Campers play two games each day and the two teams with the best record for the week meet in the camp championship on Saturday.  We played on the same meticulously manicured diamonds used by the Twins for their fundamental drills and inter squad games.

On Friday every camper team plays three innings against an All Star team made up of the former major leaguers in camp.  I can tell you from first-hand experience that Bert Blyleven can still throw an impressive curve ball.  The All Star game and the camp championship games are both played at Hammond Stadium, which is the Twins major league home field for all of their spring training games.

Without question, the most memorable part of the fantasy camp experience is the relationships that are forged.  The Pro's that participate in the Twins camp were more than approachable and were genuinely concerned about every camper fulfilling their fantasy.  For me, an old catcher, that fantasy included meeting former Twins catcher, Earl Battey.  Earl's gone now, but growing up he was my favorite Twin.

One former Twin that made the camp extra special was Dave Boswell.  "Bos" was a member of the pitching staff for the 1965 Twins team that played the Los Angeles Dodgers in the World Series. He was also a 20 game winner for the '69 Twins.  He and his wife Lou are two of the most genuine people you will ever meet, and all of the Pro's in camp are outstanding ambassadors for the game of baseball.  It's important to remember that many of these guys played at a time when a second job in the off season was necessary if they were to feed a family.  They played for the love of the game and for the chance to compete against the best in the world.  They also share a common objective of continuing to give back to the game that was and remains, a big part of their lives.

It's now been seven years since my first camp (yes, I've been back four more times) and I have made some incredible friendships.  Friendships that I count among my closest and most cherished.  Even though winning the camp championship doesn't earn you a discount on next year's camp, you quickly discover that the desire to compete – at any level – still burns deep.  When you share the field with ten or eleven other teammates, and you're all focused on team success, you naturally develop an esprit de corps.  I rediscovered that it had always been those relationships and the thrill of competition that drove my passion for playing baseball.

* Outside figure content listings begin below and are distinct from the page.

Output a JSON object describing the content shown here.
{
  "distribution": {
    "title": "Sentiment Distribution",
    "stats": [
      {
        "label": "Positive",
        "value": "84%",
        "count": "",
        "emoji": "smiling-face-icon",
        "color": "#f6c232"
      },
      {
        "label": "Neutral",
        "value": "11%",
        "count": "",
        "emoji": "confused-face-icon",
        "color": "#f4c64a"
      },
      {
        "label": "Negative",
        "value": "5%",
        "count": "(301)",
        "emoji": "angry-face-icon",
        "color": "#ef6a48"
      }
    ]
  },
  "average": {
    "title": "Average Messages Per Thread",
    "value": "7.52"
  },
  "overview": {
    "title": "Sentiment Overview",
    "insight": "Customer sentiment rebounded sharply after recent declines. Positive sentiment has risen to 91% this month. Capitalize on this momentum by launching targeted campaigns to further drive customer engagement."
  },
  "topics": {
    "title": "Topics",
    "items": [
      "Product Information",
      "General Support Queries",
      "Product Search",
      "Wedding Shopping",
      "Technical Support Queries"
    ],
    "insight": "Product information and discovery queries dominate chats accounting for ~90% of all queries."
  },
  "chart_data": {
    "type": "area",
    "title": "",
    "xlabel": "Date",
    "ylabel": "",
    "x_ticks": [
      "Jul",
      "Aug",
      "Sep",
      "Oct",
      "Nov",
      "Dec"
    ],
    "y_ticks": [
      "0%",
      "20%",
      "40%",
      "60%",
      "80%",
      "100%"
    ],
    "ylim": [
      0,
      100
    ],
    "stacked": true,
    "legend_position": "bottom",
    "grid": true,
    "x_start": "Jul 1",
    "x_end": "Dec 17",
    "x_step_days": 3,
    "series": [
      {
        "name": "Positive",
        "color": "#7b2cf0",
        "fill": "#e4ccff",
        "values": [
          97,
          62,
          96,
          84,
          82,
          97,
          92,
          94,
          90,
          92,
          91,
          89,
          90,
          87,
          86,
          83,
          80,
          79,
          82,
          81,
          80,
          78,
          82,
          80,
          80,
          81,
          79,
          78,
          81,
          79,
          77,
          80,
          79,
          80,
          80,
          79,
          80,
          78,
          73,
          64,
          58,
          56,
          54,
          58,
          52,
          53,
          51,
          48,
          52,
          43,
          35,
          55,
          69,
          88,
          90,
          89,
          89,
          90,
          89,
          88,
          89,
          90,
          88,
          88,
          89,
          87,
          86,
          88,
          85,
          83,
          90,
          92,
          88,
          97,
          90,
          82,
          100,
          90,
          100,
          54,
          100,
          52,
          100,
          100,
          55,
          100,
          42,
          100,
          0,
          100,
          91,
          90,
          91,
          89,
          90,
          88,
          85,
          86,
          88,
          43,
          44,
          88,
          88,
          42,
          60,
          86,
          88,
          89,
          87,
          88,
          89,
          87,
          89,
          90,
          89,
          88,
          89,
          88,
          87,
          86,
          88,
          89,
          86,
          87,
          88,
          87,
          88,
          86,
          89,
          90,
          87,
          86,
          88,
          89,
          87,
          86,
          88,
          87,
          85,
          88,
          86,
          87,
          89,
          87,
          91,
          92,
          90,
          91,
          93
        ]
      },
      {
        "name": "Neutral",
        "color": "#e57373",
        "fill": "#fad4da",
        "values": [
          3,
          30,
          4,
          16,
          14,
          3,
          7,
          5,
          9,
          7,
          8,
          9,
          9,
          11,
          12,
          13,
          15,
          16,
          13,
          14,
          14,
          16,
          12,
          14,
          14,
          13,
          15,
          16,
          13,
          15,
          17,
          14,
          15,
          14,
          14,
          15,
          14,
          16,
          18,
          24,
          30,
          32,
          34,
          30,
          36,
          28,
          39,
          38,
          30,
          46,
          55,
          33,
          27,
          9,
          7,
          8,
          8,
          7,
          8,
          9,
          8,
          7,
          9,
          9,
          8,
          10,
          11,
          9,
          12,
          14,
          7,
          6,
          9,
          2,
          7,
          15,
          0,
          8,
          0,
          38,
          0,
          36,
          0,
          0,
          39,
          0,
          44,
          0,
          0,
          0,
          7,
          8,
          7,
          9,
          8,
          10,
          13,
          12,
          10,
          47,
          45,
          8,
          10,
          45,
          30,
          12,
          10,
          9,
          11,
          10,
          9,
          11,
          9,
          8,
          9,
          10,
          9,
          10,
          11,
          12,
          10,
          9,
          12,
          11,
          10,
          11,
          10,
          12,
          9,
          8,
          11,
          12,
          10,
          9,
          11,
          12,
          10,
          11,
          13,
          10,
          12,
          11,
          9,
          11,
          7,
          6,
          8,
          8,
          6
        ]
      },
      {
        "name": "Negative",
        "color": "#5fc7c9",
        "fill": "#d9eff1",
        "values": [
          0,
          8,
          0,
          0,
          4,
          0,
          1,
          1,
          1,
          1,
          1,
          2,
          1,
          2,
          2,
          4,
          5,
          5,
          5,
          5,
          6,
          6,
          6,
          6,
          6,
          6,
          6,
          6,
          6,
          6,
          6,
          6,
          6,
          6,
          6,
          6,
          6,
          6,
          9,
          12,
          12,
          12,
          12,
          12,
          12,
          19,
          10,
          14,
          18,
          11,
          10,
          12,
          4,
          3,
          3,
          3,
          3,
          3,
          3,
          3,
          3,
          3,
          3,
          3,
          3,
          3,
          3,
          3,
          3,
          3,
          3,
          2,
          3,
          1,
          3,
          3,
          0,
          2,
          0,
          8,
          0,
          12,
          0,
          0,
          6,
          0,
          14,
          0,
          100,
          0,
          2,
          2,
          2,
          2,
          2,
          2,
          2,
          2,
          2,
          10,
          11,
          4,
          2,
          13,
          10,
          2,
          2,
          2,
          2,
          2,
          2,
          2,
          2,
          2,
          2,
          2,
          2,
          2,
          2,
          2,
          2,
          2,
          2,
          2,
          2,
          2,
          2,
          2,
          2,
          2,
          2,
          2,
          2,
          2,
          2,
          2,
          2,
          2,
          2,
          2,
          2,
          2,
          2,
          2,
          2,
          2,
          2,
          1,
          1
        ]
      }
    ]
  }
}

So, if you're looking to satisfy that competitive "itch", you too should consider a fantasy camp experience, and the camp is not a "Men Only" club.  Every camp I've attended included female player who are among the camps most avid baseball fans.  If a camp experience sounds like something you'd like to try, you may just discover what I did.  Playing baseball again was an incredible motivator to get off of the couch and get back in the game.  And, I believe we can all learn a lesson from that great philosopher and former major league pitcher Satchel Paige who once asked the question, "How old would you be if you didn't know how old you are?"

Remember - Growing up is inevitable – growing old is optional!